Some former Arthur Andersen employees are memorializing their treasured experiences at the firm. Warren Turner, a former audit manager, is working on a book about the firm slated to be published this fall. Mr. Turner and six other alumni have collected interviews from more than 4,000 former employees, he said.

“I think they all wear it as a badge of honor, having worked there,” said Mr. Turner, who left Arthur Andersen in 1993 to work for an audit client and has run an alumni website since 1998. “Everybody says they wish the firm were still in existence.”

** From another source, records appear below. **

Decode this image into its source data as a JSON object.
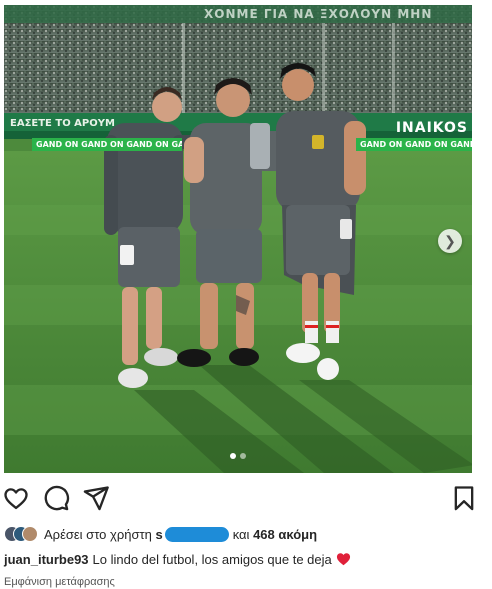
{
  "photo": {
    "stadium_sign": "ΧΟΝΜΕ ΓΙΑ ΝΑ ΞΧΟΛΟΥΝ ΜΗΝ",
    "board_left": "ΕΑΣΕΤΕ ΤΟ ΑΡΟΥΜ",
    "board_right": "INAIKOS",
    "ad_text": "GAND ON  GAND ON  GAND ON  GAND ON  GAND ON",
    "carousel_dots": 2,
    "carousel_active_index": 0
  },
  "actions": {
    "like_icon": "heart-outline-icon",
    "comment_icon": "comment-icon",
    "share_icon": "paper-plane-icon",
    "save_icon": "bookmark-icon"
  },
  "likes": {
    "prefix": "Αρέσει στο χρήστη",
    "user_partial": "s",
    "connector": "και",
    "count_text": "468 ακόμη"
  },
  "caption": {
    "username": "juan_iturbe93",
    "text": "Lo lindo del futbol, los amigos que te deja",
    "emoji": "red-heart-emoji"
  },
  "translation_link": "Εμφάνιση μετάφρασης",
  "colors": {
    "pitch": "#4d8a3c",
    "accent_green": "#2bb34a",
    "redaction": "#1e8cd8",
    "heart_red": "#e0203a"
  }
}
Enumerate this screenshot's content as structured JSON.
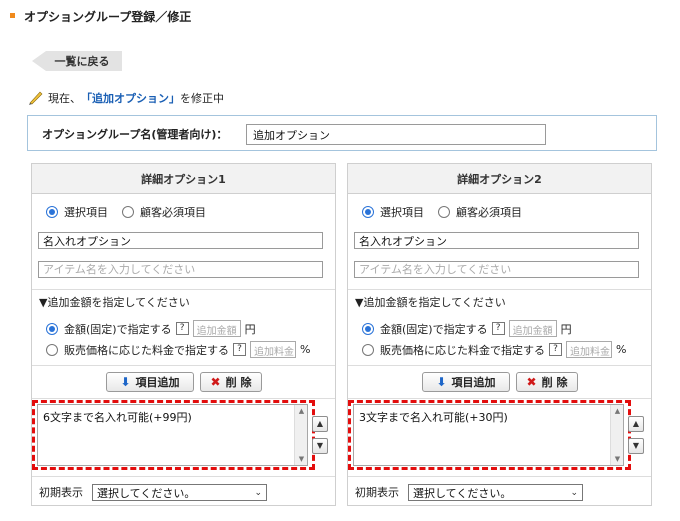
{
  "page": {
    "title": "オプショングループ登録／修正"
  },
  "back_button": {
    "label": "一覧に戻る"
  },
  "editing": {
    "prefix": "現在、",
    "quote_open": "「",
    "name": "追加オプション",
    "quote_close": "」",
    "suffix": "を修正中"
  },
  "group": {
    "label": "オプショングループ名(管理者向け)：",
    "value": "追加オプション"
  },
  "panels": [
    {
      "header": "詳細オプション1",
      "type_options": [
        "選択項目",
        "顧客必須項目"
      ],
      "selected_type": "選択項目",
      "option_name": "名入れオプション",
      "item_placeholder": "アイテム名を入力してください",
      "price_heading": "▼追加金額を指定してください",
      "price_fixed_label": "金額(固定)で指定する",
      "price_fixed_placeholder": "追加金額",
      "price_fixed_unit": "円",
      "price_rate_label": "販売価格に応じた料金で指定する",
      "price_rate_placeholder": "追加料金",
      "price_rate_unit": "%",
      "help_mark": "?",
      "add_button": "項目追加",
      "delete_button": "削 除",
      "items": [
        "6文字まで名入れ可能(+99円)"
      ],
      "initial_label": "初期表示",
      "initial_value": "選択してください。"
    },
    {
      "header": "詳細オプション2",
      "type_options": [
        "選択項目",
        "顧客必須項目"
      ],
      "selected_type": "選択項目",
      "option_name": "名入れオプション",
      "item_placeholder": "アイテム名を入力してください",
      "price_heading": "▼追加金額を指定してください",
      "price_fixed_label": "金額(固定)で指定する",
      "price_fixed_placeholder": "追加金額",
      "price_fixed_unit": "円",
      "price_rate_label": "販売価格に応じた料金で指定する",
      "price_rate_placeholder": "追加料金",
      "price_rate_unit": "%",
      "help_mark": "?",
      "add_button": "項目追加",
      "delete_button": "削 除",
      "items": [
        "3文字まで名入れ可能(+30円)"
      ],
      "initial_label": "初期表示",
      "initial_value": "選択してください。"
    }
  ],
  "colors": {
    "accent": "#f08a1c",
    "link": "#1a5fb4",
    "highlight": "#e30d0d",
    "radio": "#2a73d8"
  },
  "icons": {
    "up": "▲",
    "down": "▼",
    "caret": "⌄",
    "add": "⬇",
    "delete": "✖"
  }
}
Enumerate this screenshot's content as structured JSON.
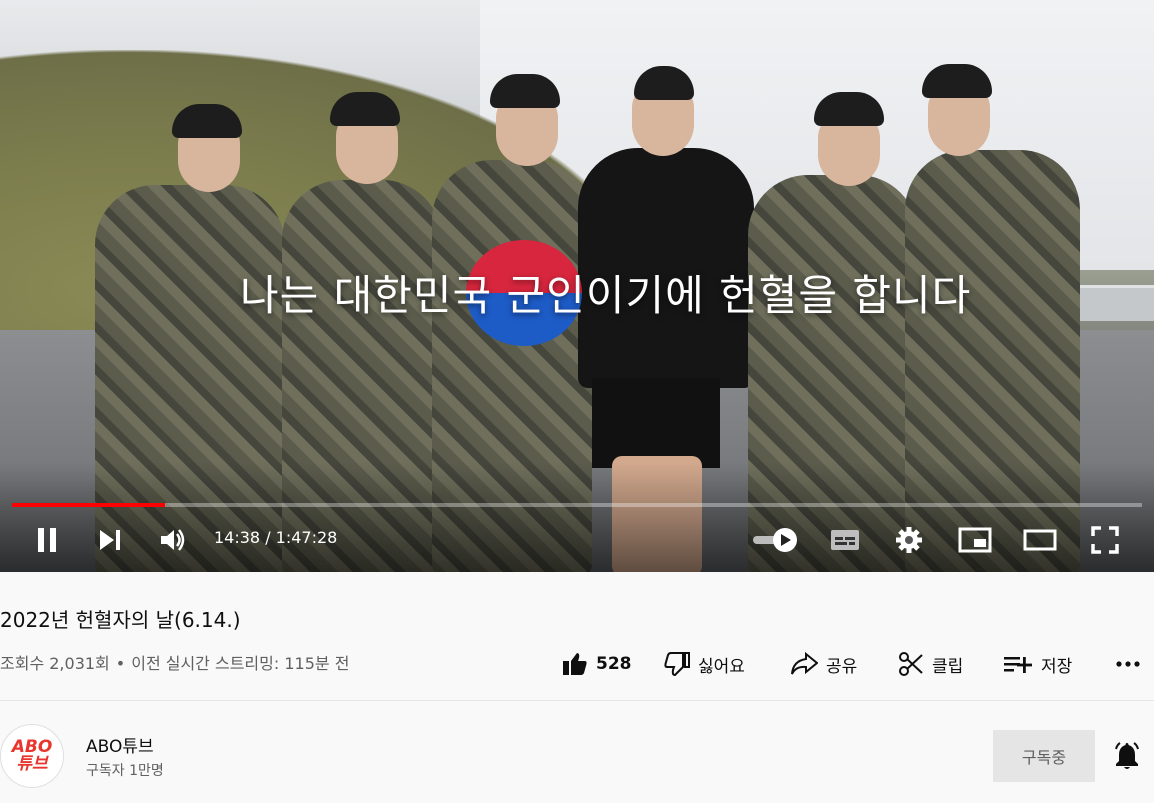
{
  "player": {
    "overlay_text": "나는 대한민국 군인이기에 헌혈을 합니다",
    "current_time": "14:38",
    "separator": " / ",
    "duration": "1:47:28",
    "progress_fraction": 0.1356,
    "progress_color": "#ff0000"
  },
  "video": {
    "title": "2022년 헌혈자의 날(6.14.)",
    "views": "조회수 2,031회",
    "dot": "•",
    "streamed": "이전 실시간 스트리밍: 115분 전"
  },
  "actions": {
    "like_count": "528",
    "dislike_label": "싫어요",
    "share_label": "공유",
    "clip_label": "클립",
    "save_label": "저장"
  },
  "channel": {
    "name": "ABO튜브",
    "subscribers": "구독자 1만명",
    "subscribe_label": "구독중",
    "logo_line1": "ABO",
    "logo_line2": "튜브",
    "logo_color": "#e8352d"
  },
  "icons": [
    "pause-icon",
    "next-icon",
    "volume-icon",
    "autoplay-toggle-icon",
    "subtitles-icon",
    "settings-icon",
    "miniplayer-icon",
    "theater-icon",
    "fullscreen-icon",
    "like-icon",
    "dislike-icon",
    "share-icon",
    "clip-icon",
    "save-icon",
    "more-icon",
    "bell-icon"
  ]
}
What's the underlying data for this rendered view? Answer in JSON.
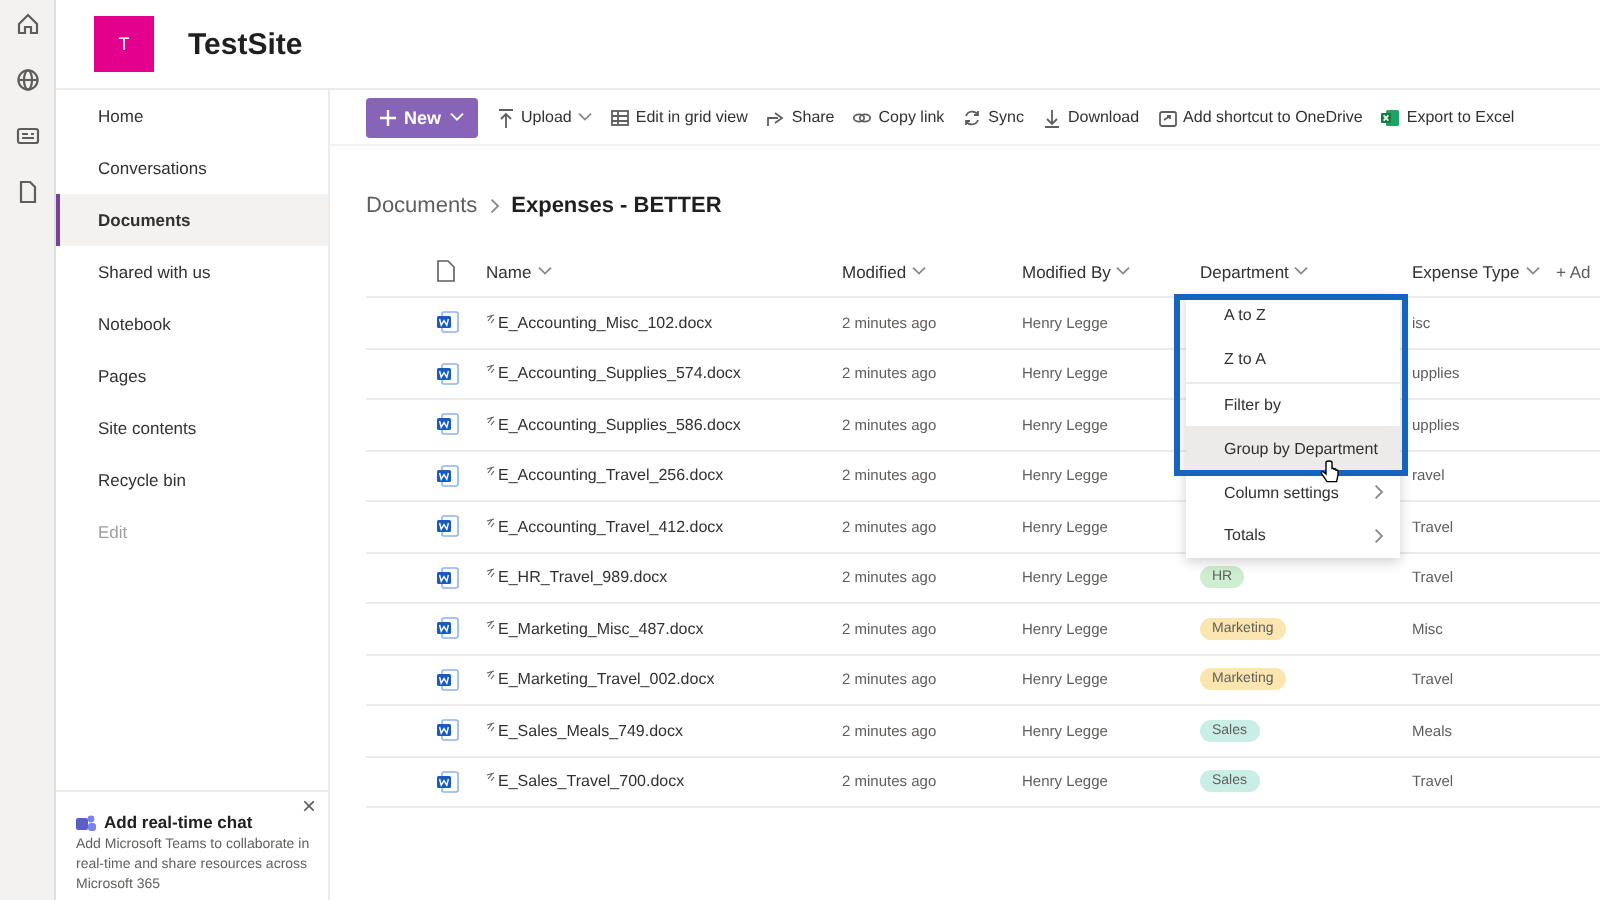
{
  "site": {
    "logo_letter": "T",
    "title": "TestSite"
  },
  "nav": {
    "items": [
      {
        "label": "Home",
        "selected": false,
        "disabled": false
      },
      {
        "label": "Conversations",
        "selected": false,
        "disabled": false
      },
      {
        "label": "Documents",
        "selected": true,
        "disabled": false
      },
      {
        "label": "Shared with us",
        "selected": false,
        "disabled": false
      },
      {
        "label": "Notebook",
        "selected": false,
        "disabled": false
      },
      {
        "label": "Pages",
        "selected": false,
        "disabled": false
      },
      {
        "label": "Site contents",
        "selected": false,
        "disabled": false
      },
      {
        "label": "Recycle bin",
        "selected": false,
        "disabled": false
      },
      {
        "label": "Edit",
        "selected": false,
        "disabled": true
      }
    ]
  },
  "chat_card": {
    "title": "Add real-time chat",
    "body": "Add Microsoft Teams to collaborate in real-time and share resources across Microsoft 365",
    "close": "×"
  },
  "command_bar": {
    "new_button": "New",
    "commands": [
      {
        "label": "Upload",
        "kind": "upload",
        "dropdown": true
      },
      {
        "label": "Edit in grid view",
        "kind": "grid",
        "dropdown": false
      },
      {
        "label": "Share",
        "kind": "share",
        "dropdown": false
      },
      {
        "label": "Copy link",
        "kind": "link",
        "dropdown": false
      },
      {
        "label": "Sync",
        "kind": "sync",
        "dropdown": false
      },
      {
        "label": "Download",
        "kind": "download",
        "dropdown": false
      },
      {
        "label": "Add shortcut to OneDrive",
        "kind": "shortcut",
        "dropdown": false
      },
      {
        "label": "Export to Excel",
        "kind": "excel",
        "dropdown": false
      }
    ]
  },
  "breadcrumb": {
    "parent": "Documents",
    "current": "Expenses - BETTER"
  },
  "table": {
    "columns": [
      "Name",
      "Modified",
      "Modified By",
      "Department",
      "Expense Type"
    ],
    "add_column": "+ Ad",
    "rows": [
      {
        "name": "E_Accounting_Misc_102.docx",
        "modified": "2 minutes ago",
        "modified_by": "Henry Legge",
        "expense_type": "isc"
      },
      {
        "name": "E_Accounting_Supplies_574.docx",
        "modified": "2 minutes ago",
        "modified_by": "Henry Legge",
        "expense_type": "upplies"
      },
      {
        "name": "E_Accounting_Supplies_586.docx",
        "modified": "2 minutes ago",
        "modified_by": "Henry Legge",
        "expense_type": "upplies"
      },
      {
        "name": "E_Accounting_Travel_256.docx",
        "modified": "2 minutes ago",
        "modified_by": "Henry Legge",
        "expense_type": "ravel"
      },
      {
        "name": "E_Accounting_Travel_412.docx",
        "modified": "2 minutes ago",
        "modified_by": "Henry Legge",
        "expense_type": "Travel"
      },
      {
        "name": "E_HR_Travel_989.docx",
        "modified": "2 minutes ago",
        "modified_by": "Henry Legge",
        "department": {
          "label": "HR",
          "color": "#cdeecf"
        },
        "expense_type": "Travel"
      },
      {
        "name": "E_Marketing_Misc_487.docx",
        "modified": "2 minutes ago",
        "modified_by": "Henry Legge",
        "department": {
          "label": "Marketing",
          "color": "#fbe6b0"
        },
        "expense_type": "Misc"
      },
      {
        "name": "E_Marketing_Travel_002.docx",
        "modified": "2 minutes ago",
        "modified_by": "Henry Legge",
        "department": {
          "label": "Marketing",
          "color": "#fbe6b0"
        },
        "expense_type": "Travel"
      },
      {
        "name": "E_Sales_Meals_749.docx",
        "modified": "2 minutes ago",
        "modified_by": "Henry Legge",
        "department": {
          "label": "Sales",
          "color": "#c8eee6"
        },
        "expense_type": "Meals"
      },
      {
        "name": "E_Sales_Travel_700.docx",
        "modified": "2 minutes ago",
        "modified_by": "Henry Legge",
        "department": {
          "label": "Sales",
          "color": "#c8eee6"
        },
        "expense_type": "Travel"
      }
    ]
  },
  "column_menu": {
    "items": [
      {
        "label": "A to Z",
        "hovered": false,
        "submenu": false,
        "divider_after": false
      },
      {
        "label": "Z to A",
        "hovered": false,
        "submenu": false,
        "divider_after": true
      },
      {
        "label": "Filter by",
        "hovered": false,
        "submenu": false,
        "divider_after": false
      },
      {
        "label": "Group by Department",
        "hovered": true,
        "submenu": false,
        "divider_after": false
      },
      {
        "label": "Column settings",
        "hovered": false,
        "submenu": true,
        "divider_after": false
      },
      {
        "label": "Totals",
        "hovered": false,
        "submenu": true,
        "divider_after": false
      }
    ]
  }
}
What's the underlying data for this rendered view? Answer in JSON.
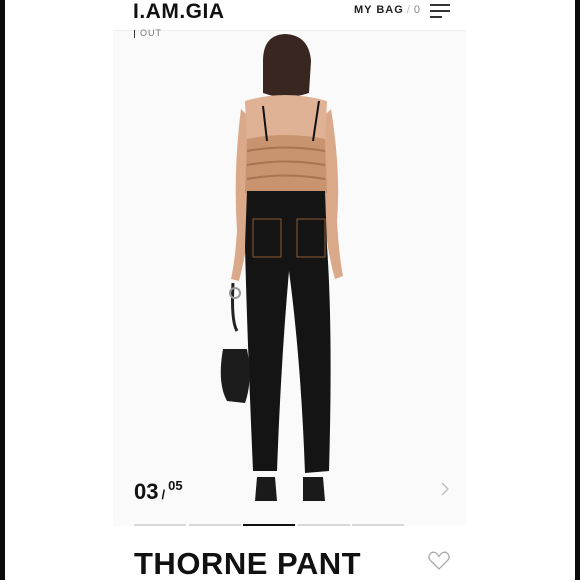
{
  "brand": {
    "logo": "I.AM.GIA"
  },
  "header": {
    "bag_label": "MY BAG",
    "bag_separator": "/",
    "bag_count": "0"
  },
  "gallery": {
    "corner_label": "OUT",
    "current": "03",
    "separator": "/",
    "total": "05",
    "active_index": 3
  },
  "product": {
    "title": "THORNE PANT"
  },
  "colors": {
    "frame": "#0b0b0b",
    "accent": "#111111",
    "inactive_dot": "#d8d8d8"
  }
}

Some alumni keep in touch through mailing lists and social media. About 25 former Chicago-based partners, mostly from the former audit business, for years gathered for monthly lunches until the pandemic hit, said Jim Peterson, an attorney and former senior in-house counsel at Arthur Andersen. Members of the group now talk over Zoom once a month, Mr. Peterson said.

The Arthur Andersen name also lives on through an assortment of scattered objects, including a used stapler that’s up for sale on eBay for $2,500. The University of Illinois Urbana-Champaign displays Arthur Andersen memorabilia, including a set of wooden double doors from outside Mr. Andersen’s Chicago office that inspired one of the company’s logos. Other items, mostly documents and photos, are stored at Northwestern University.

Kristen Andersen, a great-granddaughter of Mr. Andersen, has an oil painting of him in her Illinois home that for years adorned a wall at the firm’s global training facility in St. Charles, Ill. Ms. Andersen said she was offered the doors, but declined. “I mean, where would I put big wooden doors?” she said.

Ms. Andersen, who worked as a senior manager at Arthur Andersen in the 1990s, said the firm’s demise was “one of the biggest professional tragedies in history.”